Then why do we so deeply fear change and cling so desperately to permanence and certainty? Parents fret as their children grow older, students nervously await graduation with its onslaught of the unknown, and not many of us feel completely comfortable traveling somewhere strange without a well-defined plan. We crave permanence in our careers, relationships, and routines, despite the fact that we see evidence everyday of the constantly changing nature of our world. There is a reason that all major religions preach the existence of an afterlife, since a life after death would affirm our immortality and permanence in a world of constant flux. Yet, every scientific theory affirms the second law of thermodynamics, that everything in our world will eventually become disordered and chaotic. Still, we believe that we are the exception to this fundamental law of physics. Either we are incorrect in thinking that our souls live forever, or we truly are the only exception to one of the governing laws of nature that commands all other things in our universe. Personally, I believe the latter to be highly unlikely, yet I do not concede that our individual lack of permanence in any way lessens the glorious nature of our existence.

We fear the natural cycle of change because of our belief that the ego somehow stands separate from the natural world, that each of our souls lies ensconced in a separate vessel, cut off from the ebb and flow of the universe. This cannot be true.
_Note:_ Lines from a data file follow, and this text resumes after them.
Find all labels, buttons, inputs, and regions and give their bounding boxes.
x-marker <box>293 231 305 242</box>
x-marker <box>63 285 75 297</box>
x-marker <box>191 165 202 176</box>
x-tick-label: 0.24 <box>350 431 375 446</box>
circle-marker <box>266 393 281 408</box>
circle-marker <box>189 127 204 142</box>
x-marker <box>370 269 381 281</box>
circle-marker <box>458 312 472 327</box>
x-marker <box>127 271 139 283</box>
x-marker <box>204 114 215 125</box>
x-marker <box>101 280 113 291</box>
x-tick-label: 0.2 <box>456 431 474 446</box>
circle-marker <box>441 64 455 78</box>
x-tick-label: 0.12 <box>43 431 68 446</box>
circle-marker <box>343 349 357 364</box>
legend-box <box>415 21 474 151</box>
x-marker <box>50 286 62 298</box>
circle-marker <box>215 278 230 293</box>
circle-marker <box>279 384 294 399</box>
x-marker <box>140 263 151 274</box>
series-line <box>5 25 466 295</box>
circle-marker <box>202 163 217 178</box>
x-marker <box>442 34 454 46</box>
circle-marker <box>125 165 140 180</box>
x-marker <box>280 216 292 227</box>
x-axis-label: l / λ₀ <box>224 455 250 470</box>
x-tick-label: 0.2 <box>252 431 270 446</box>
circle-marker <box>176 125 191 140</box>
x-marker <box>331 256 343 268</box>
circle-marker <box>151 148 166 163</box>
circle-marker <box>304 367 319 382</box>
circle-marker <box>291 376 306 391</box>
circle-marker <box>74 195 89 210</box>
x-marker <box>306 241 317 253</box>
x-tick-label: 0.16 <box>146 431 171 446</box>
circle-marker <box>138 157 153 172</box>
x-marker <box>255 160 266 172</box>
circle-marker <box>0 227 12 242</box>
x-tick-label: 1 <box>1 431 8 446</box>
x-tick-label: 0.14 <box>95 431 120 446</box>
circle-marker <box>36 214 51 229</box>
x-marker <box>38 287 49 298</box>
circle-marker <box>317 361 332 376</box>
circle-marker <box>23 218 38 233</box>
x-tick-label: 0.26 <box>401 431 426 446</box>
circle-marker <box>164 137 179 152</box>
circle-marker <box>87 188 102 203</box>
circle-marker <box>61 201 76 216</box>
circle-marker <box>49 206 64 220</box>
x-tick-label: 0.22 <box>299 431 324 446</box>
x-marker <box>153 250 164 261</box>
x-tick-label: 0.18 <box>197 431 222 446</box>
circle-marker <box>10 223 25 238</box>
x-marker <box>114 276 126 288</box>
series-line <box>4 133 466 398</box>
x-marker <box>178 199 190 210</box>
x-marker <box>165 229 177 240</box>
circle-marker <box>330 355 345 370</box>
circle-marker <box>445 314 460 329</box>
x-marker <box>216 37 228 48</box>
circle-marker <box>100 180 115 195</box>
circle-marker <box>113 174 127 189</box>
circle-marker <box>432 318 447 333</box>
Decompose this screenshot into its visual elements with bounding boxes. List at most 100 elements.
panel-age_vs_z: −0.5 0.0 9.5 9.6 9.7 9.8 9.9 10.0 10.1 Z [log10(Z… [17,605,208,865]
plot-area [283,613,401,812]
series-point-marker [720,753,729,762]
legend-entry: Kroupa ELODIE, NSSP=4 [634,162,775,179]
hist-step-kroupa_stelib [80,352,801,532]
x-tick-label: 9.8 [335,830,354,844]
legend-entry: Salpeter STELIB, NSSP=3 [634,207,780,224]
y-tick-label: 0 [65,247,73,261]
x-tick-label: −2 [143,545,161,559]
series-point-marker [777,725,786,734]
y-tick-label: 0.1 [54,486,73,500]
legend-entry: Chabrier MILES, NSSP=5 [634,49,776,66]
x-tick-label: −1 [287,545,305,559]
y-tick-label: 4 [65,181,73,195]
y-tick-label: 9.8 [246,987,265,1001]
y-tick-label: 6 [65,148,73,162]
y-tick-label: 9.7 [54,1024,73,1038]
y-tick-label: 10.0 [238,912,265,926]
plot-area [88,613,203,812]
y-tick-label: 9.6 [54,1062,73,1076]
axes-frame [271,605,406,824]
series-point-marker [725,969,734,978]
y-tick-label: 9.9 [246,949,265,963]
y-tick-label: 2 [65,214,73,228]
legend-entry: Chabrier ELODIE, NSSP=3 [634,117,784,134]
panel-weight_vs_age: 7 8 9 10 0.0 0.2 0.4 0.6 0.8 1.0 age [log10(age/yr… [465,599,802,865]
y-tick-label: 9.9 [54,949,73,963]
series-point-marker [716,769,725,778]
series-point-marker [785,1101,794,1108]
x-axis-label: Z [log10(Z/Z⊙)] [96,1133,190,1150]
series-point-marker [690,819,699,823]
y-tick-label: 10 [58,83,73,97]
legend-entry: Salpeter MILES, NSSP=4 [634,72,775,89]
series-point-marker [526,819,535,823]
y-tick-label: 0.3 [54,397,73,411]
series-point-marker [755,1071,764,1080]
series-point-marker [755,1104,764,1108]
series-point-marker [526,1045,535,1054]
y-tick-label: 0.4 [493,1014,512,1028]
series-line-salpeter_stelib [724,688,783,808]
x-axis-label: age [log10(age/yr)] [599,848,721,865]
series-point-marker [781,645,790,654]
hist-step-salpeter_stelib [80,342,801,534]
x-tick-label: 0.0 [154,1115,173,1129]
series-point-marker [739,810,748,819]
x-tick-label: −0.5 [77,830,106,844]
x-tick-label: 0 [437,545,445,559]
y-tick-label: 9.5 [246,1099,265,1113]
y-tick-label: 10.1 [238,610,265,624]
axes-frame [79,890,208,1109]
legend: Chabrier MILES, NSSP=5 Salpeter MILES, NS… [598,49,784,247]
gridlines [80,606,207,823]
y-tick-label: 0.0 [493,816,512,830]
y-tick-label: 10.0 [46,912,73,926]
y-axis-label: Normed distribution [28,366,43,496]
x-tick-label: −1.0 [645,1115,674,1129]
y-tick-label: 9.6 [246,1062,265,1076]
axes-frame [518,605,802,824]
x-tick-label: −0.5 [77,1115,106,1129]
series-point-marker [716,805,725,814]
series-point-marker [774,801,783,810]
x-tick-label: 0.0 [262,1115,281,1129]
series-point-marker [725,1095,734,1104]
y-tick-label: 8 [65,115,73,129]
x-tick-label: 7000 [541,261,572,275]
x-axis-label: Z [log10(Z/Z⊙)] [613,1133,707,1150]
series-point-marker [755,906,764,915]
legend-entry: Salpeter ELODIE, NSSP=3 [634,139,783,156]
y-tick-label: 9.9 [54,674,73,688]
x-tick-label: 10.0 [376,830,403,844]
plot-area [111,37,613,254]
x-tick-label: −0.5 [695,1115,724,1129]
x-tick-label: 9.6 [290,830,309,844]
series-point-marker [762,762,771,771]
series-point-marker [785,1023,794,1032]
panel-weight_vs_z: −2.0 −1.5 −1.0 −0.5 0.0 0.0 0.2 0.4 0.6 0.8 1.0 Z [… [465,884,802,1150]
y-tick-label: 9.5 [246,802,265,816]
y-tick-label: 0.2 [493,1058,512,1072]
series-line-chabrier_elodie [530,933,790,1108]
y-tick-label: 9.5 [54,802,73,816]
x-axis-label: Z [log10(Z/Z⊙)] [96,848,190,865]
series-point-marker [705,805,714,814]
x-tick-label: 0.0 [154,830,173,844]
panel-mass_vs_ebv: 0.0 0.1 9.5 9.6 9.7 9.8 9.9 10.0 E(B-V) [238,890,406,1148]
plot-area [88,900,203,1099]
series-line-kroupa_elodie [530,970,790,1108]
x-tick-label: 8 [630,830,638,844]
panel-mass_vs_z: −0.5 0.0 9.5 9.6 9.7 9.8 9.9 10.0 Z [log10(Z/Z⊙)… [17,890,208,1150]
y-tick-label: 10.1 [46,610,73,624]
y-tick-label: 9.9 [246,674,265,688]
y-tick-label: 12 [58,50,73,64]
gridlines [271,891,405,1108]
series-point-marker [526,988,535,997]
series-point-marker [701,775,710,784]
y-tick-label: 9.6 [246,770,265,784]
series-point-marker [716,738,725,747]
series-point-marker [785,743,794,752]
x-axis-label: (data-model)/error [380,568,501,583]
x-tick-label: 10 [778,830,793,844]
After all, every other phenomenon in the universe is tied together by the foundational laws of physics that governs our world; we are no exception. The decaying of our bodies is driven by the same laws that cause the acceleration of the galaxies to increase with each second: the tendency toward entropy. At first, it may seem to us that our mortality renders us unexceptional; however, there is a heart-wrenching beauty in human life emerging with all its order and complexity, blossoming into golden civilizations with no regard for the universal grind towards chaos, defying the trend toward disorder with our cities and structures and works of art. There is beauty in our shared transitory existence; it binds us together and rids us of the illusion of the separate ego, for we are but many iterations of the same phenomenon, identical in our crackling, impossible dance through a universe that tends toward entropy.